Die gleiche Pointe kann in einer vertrauten Peergroup befreiend wirken – und in einer hierarchischen Situation verletzend.

5. Was heißt das für Leadership, HR und persönliche Entwicklung?

  • Teams brauchen Humor-Sensibilität – nicht „mehr Witze“.
  • Führungskräfte brauchen humorbewusste Kommunikation.
  • Organisationen brauchen klare Leitlinien, was als konstruktiver Humor gilt.
  • Menschen brauchen resilienzfördernden, selbstaufwertenden Humor.

Humor ist ein High-Risk–High-Reward-Instrument: Gelingt er, stärkt er Vertrauen. Misslingt er, beschädigt er Beziehung.

6. Fazit: Humor ist kein Lautstärkeregler, sondern ein Präzisionsinstrument

Humor ist einer der stärksten Hebel für Resilienz, Kreativität und Verbundenheit. Aber er ist auch einer der sensibelsten. Deshalb lautet die zentrale Erkenntnis:

  • Nicht mehr Humor ist das Ziel.
  • Besserer Humor ist das Ziel.
  • Bewusster Humor ist der Weg.
  • Wohlwollen und Dankbarkeit sind die Grundlage.

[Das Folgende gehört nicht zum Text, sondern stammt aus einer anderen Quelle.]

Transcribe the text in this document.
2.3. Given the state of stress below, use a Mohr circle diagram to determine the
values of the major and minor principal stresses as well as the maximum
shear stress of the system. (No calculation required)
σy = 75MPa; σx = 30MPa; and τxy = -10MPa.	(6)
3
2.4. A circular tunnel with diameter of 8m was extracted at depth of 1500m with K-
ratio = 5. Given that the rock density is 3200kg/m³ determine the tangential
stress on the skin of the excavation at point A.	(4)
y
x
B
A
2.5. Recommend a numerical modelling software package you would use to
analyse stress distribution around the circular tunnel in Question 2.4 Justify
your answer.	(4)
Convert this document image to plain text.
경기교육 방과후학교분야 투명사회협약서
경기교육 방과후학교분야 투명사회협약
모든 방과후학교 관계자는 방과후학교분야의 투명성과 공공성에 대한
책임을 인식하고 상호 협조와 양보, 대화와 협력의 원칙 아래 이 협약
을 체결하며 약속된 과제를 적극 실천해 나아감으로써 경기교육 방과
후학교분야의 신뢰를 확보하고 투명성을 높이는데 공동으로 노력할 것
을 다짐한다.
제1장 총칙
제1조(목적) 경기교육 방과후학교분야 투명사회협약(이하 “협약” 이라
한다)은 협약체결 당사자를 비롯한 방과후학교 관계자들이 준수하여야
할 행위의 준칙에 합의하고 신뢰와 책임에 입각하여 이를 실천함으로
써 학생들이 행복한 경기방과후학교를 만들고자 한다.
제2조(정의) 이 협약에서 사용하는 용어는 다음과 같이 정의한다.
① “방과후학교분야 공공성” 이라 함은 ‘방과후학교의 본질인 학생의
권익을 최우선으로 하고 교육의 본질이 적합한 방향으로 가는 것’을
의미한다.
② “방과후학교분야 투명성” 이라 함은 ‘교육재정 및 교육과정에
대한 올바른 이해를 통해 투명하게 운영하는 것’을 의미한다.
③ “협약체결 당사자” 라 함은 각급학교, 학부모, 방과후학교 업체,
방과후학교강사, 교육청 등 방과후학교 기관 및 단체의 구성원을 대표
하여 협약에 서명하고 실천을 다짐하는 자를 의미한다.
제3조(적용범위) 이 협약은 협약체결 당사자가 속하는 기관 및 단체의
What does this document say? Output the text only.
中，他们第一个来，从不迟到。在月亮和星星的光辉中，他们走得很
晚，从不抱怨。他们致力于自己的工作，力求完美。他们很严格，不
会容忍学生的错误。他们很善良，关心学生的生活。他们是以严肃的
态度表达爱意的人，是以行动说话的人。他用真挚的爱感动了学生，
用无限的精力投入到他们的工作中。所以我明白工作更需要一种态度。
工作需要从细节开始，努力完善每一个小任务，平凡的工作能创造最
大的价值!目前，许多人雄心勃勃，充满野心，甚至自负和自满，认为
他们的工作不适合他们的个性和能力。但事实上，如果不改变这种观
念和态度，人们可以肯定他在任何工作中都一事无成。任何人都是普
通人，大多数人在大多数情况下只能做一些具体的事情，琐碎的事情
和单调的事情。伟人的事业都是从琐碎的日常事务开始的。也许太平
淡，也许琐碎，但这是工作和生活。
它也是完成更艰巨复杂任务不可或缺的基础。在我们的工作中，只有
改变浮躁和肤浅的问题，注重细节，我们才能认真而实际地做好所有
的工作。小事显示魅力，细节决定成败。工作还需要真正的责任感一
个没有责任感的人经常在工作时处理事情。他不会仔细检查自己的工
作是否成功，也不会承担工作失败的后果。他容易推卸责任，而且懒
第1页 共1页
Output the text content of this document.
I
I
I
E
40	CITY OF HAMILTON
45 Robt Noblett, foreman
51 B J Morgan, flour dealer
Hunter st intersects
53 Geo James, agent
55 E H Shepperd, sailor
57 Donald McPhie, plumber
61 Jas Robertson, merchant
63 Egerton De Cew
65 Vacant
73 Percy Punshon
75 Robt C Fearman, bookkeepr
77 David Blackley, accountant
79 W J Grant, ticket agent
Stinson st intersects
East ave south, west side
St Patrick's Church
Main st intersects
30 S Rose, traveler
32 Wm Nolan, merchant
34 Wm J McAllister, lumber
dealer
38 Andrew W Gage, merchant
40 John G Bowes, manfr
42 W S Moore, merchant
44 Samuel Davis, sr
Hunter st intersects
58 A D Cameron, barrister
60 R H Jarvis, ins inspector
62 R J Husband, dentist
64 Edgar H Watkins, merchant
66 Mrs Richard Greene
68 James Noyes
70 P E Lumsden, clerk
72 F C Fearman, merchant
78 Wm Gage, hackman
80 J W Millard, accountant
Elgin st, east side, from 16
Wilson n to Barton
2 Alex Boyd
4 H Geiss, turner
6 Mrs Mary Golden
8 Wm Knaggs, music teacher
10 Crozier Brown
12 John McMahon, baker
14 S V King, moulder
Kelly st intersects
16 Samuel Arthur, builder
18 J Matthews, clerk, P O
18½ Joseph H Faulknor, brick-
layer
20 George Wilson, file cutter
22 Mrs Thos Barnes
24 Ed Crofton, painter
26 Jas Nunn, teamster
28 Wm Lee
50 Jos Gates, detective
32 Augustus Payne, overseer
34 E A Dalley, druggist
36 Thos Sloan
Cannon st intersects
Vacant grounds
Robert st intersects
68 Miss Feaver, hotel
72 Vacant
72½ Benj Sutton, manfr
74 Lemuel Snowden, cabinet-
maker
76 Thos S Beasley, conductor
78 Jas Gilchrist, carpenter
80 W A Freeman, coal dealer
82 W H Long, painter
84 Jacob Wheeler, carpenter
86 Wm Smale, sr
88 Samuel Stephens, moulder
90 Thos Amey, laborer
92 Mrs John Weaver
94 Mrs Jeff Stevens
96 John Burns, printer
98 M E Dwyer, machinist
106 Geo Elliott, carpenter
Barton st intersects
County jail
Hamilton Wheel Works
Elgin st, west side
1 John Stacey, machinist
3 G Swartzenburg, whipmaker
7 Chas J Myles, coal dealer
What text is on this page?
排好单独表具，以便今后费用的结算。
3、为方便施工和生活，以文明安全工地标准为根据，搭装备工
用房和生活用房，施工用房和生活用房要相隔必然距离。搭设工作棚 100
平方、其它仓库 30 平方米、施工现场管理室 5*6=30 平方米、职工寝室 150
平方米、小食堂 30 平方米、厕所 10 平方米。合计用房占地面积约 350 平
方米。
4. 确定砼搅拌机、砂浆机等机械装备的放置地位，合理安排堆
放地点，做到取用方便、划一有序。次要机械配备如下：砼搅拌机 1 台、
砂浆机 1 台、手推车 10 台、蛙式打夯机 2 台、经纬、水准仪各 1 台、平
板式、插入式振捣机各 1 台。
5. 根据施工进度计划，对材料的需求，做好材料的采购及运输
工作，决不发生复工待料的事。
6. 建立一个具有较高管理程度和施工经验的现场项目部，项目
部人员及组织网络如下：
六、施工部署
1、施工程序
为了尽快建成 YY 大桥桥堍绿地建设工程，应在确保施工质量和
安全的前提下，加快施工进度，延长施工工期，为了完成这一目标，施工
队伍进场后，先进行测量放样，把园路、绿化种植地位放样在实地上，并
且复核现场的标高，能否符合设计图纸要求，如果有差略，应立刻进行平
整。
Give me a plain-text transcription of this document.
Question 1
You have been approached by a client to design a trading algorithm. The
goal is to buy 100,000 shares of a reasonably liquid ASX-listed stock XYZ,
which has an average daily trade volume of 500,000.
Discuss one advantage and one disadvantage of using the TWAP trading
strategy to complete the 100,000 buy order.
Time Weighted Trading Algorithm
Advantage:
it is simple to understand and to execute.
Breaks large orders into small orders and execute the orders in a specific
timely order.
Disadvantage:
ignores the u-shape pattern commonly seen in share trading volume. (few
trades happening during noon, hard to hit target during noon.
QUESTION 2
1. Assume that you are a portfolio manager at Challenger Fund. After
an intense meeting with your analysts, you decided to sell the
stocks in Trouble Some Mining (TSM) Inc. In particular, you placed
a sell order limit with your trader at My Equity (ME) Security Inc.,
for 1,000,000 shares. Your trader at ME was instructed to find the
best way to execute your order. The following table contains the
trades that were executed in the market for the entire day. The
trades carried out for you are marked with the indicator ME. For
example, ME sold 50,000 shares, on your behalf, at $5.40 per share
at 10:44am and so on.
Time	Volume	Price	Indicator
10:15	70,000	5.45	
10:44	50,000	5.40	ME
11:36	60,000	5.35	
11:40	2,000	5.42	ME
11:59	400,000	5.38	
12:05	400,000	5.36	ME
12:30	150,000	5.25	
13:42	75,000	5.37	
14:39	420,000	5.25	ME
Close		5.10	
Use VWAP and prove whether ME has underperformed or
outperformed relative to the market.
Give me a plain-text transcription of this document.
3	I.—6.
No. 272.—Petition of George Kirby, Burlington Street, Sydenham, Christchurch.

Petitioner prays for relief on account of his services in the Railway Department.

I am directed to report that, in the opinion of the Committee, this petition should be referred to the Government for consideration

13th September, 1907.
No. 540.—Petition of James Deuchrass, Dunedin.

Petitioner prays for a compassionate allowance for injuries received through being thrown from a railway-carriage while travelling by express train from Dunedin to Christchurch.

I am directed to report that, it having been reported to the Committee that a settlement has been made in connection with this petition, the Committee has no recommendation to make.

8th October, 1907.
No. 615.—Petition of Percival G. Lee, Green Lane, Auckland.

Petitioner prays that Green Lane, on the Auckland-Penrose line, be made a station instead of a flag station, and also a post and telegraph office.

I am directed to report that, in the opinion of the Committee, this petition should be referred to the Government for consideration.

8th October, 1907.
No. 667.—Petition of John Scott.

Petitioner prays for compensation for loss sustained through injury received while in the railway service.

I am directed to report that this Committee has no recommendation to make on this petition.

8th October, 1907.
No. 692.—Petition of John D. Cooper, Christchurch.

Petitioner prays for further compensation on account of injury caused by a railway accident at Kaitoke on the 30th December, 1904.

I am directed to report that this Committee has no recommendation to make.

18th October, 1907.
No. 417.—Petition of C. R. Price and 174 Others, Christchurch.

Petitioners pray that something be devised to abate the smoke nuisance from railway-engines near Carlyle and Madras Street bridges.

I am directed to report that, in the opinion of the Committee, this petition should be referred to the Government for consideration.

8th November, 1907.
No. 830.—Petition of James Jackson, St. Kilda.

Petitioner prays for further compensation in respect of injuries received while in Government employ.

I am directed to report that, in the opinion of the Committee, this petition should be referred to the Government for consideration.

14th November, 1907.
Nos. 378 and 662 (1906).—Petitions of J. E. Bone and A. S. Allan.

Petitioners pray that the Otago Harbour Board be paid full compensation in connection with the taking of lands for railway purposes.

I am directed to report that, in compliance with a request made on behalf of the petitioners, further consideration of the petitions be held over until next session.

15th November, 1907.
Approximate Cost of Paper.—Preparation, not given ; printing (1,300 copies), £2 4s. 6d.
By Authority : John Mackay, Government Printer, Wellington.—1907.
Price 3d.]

Humor ist keine angeborene Gabe, sondern eine Haltung und ein Set erlernbarer Kompetenzen.


Weiterführende Literatur

  • Martin, R. A. (2007). The Psychology of Humor.
  • Martin, R. A. et al. (2003). Humor Styles Questionnaire.
  • Meta-Analysen zu Humor & Arbeitspsychologie (Mesmer-Magnus et al.).
  • Eigene Forschung zu verletzendem Humor (Mayerhofer, in Review).